Many thanks to a member of KONPNE for this overview on developments regarding Testing Labs – crystal clear that every aspect of the Governments response to Covid-19 is typified by privatisation.
In recent weeks the media has been consumed with talk about testing and there has been much discussion concerning the privatisation of goods and services relating to the COVID-19 pandemic. This article discusses the first of these.
Since the start of the pandemic, it has been acknowledged by many public health experts that an efficient test, track and trace system was vital for the UK to reduce the impact of the Covid-19 pandemic. The government strategy of a centralised system has come under a great deal of scrutiny and criticism. In September, Maggie Rae (President of the Faculty of Public Health) stated in the BMJ (21/09/20) that localised systems of contact tracing, with a more agile and intelligent testing strategy such as is seen in Germany, could work to better effect, with potentially less testing.
At the start of the pandemic, in response to the need for extra testing capacity, the government chose to set up the centralised system of Lighthouse laboratories in collaboration with private companies and universities, and not with pre-existing NHS laboratories. This did not meet with universal approval; many public health experts called on the government to utilise and develop the local laboratory infrastructure.
Testing was designated into four groups known as ‘Pillars’, two of which are relevant to this discussion. Testing carried out in healthcare settings for NHS workers and patients going into hospital is referred to as Pillar One. These tests have been caried out in NHS and Public Health England (PHE) laboratories.
For the general public, with suspected community acquired infection, testing is designated Pillar 2. These tests are performed in the country-wide Lighthouse laboratories that receive swabs from the commercial drive-in/walk-in test sites set up by Deloitte; the £12 billion Test and Trace contract. The availability of Pillar 2 testing has been an issue and in September the Sunday Times (13/09/20) reported that swabs were being sent to Italy and Germany for analysis.
The President of the Institute of Biomedical Sciences, Allan Wilson, stated“The Lighthouse lab model isn’t sustainable in the long term, and we need an exit strategy,”(BMJ 21/09/20).
Clinical virologists writing in the BMJ 15/10/20 stated
“The opportunity to bring together UK laboratory expertise…was lost as a result of a spurious assumption of lack of capacity, leading to the outsourcing of pillar 2 testing to Lighthouse laboratories. This approach, divorced from the NHS and Public Health England diagnostic expertise, has [had problems] accessing testing, sample receipt and processing, test quality, and data linkage to public health and other NHS structures. All of these would have been minimised if the testing programme had been developed and expanded…[using]…existing NHS centres of expertise…”

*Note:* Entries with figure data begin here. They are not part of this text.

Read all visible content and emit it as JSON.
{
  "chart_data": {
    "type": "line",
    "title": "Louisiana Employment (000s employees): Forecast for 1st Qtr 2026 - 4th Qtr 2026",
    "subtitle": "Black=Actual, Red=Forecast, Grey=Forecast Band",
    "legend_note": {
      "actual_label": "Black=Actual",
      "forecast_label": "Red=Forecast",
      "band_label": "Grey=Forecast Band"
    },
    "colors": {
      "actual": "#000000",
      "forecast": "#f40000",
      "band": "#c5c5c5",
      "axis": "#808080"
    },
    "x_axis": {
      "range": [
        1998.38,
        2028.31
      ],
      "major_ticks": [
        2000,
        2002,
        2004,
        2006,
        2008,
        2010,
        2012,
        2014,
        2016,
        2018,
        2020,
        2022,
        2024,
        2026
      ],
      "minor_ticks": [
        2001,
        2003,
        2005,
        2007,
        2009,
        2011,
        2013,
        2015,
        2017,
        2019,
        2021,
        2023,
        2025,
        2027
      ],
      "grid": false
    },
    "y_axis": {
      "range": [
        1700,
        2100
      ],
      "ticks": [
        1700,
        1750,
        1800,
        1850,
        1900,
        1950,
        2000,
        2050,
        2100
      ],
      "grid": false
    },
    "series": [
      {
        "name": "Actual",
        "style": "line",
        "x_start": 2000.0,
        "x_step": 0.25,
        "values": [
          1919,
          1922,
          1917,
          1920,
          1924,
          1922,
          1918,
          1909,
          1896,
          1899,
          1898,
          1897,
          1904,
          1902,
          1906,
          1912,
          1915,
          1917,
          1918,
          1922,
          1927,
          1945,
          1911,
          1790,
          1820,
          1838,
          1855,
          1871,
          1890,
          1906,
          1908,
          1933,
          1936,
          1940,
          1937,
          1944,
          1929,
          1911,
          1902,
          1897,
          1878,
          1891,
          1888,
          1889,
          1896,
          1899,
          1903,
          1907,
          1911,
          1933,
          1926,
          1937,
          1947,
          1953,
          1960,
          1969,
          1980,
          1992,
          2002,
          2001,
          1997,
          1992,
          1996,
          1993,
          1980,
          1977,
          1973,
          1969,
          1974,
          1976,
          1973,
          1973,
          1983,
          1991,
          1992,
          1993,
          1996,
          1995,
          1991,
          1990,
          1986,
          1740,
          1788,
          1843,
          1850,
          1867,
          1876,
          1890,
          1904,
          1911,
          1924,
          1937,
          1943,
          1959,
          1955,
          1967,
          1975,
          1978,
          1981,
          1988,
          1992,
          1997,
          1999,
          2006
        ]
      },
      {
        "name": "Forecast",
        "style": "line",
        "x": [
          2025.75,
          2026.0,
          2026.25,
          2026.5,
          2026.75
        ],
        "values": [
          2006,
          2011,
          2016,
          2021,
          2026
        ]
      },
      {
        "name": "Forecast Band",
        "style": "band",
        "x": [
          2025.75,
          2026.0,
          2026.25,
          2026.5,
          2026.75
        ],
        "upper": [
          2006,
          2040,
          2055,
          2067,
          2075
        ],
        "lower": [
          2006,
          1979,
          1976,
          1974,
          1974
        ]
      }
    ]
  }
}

Development and expansion of pre-existing facilities was required because successive governments had presided over a series of changes and cuts to the UK Public Health Laboratory Service (PHLS) which had worked alongside the NHS hospital laboratories.
The PHLS had been set up in 1946 with the passing of the National Health Service Act that year. It became a nationally organised network of laboratories which were able to exchange information about new scientific and epidemiological methods. The laboratories could collaborate and support one another when outbreaks of infection occurred and facilitate a response to national challenges. In 1994 the PHLS comprised approximately 50 laboratories, organised into nine groups across England and Wales. In addition, there were two national centres: the Central Public Health laboratory and the Communicable Disease Surveillance Centre. Thus, the PHLS was able to deliver an integrated microbiology and epidemiology service to the population of England and Wales.
In 2003 the PHLS merged with additional facilities to form the Health Protection Agency which protected the population from infectious diseases and environmental hazards. As stated on GOV.UK:
“The Health Protection Agency’s role was to provide an integrated approach to protecting UK public health through the provision of support and advice to the NHS, local authorities, emergency services, other Arms Length Bodies, the Department of Health and the others. The HPA became part of Public Health England in 2013”.
Writing in the Guardian, 01/04/20, Professor Paul Hunter (Professor of Medicine at the University of East Anglia) stated:
“Many of the laboratories in the old network were shut down, taken over by local hospitals or merged into a smaller number of regional laboratories”.
Following another reorganisation, Public Health England became the body whose remit included to protect the population from infection. But now, following further cuts, there are just four ‘public health’ laboratories and yet more reorganisation has been announced as stated on GOV.UK:
“Public Health England has a superb professional and scientific base, on combating infectious disease, other health hazards and other risks to health….But [it] has not had the at-scale response capacity we have needed to handle a full-blown pandemic…”
…so government cuts have come home to roost, but there is a new plan…
“To give the UK the best chance of beating COVID-19, and continue to monitor, identify and be ready to respond to other health threats, now and in the future, we are creating a brand-new organisation to rigorously extend our existing science-led approach to public health protection – the National Institute for Health Protection.”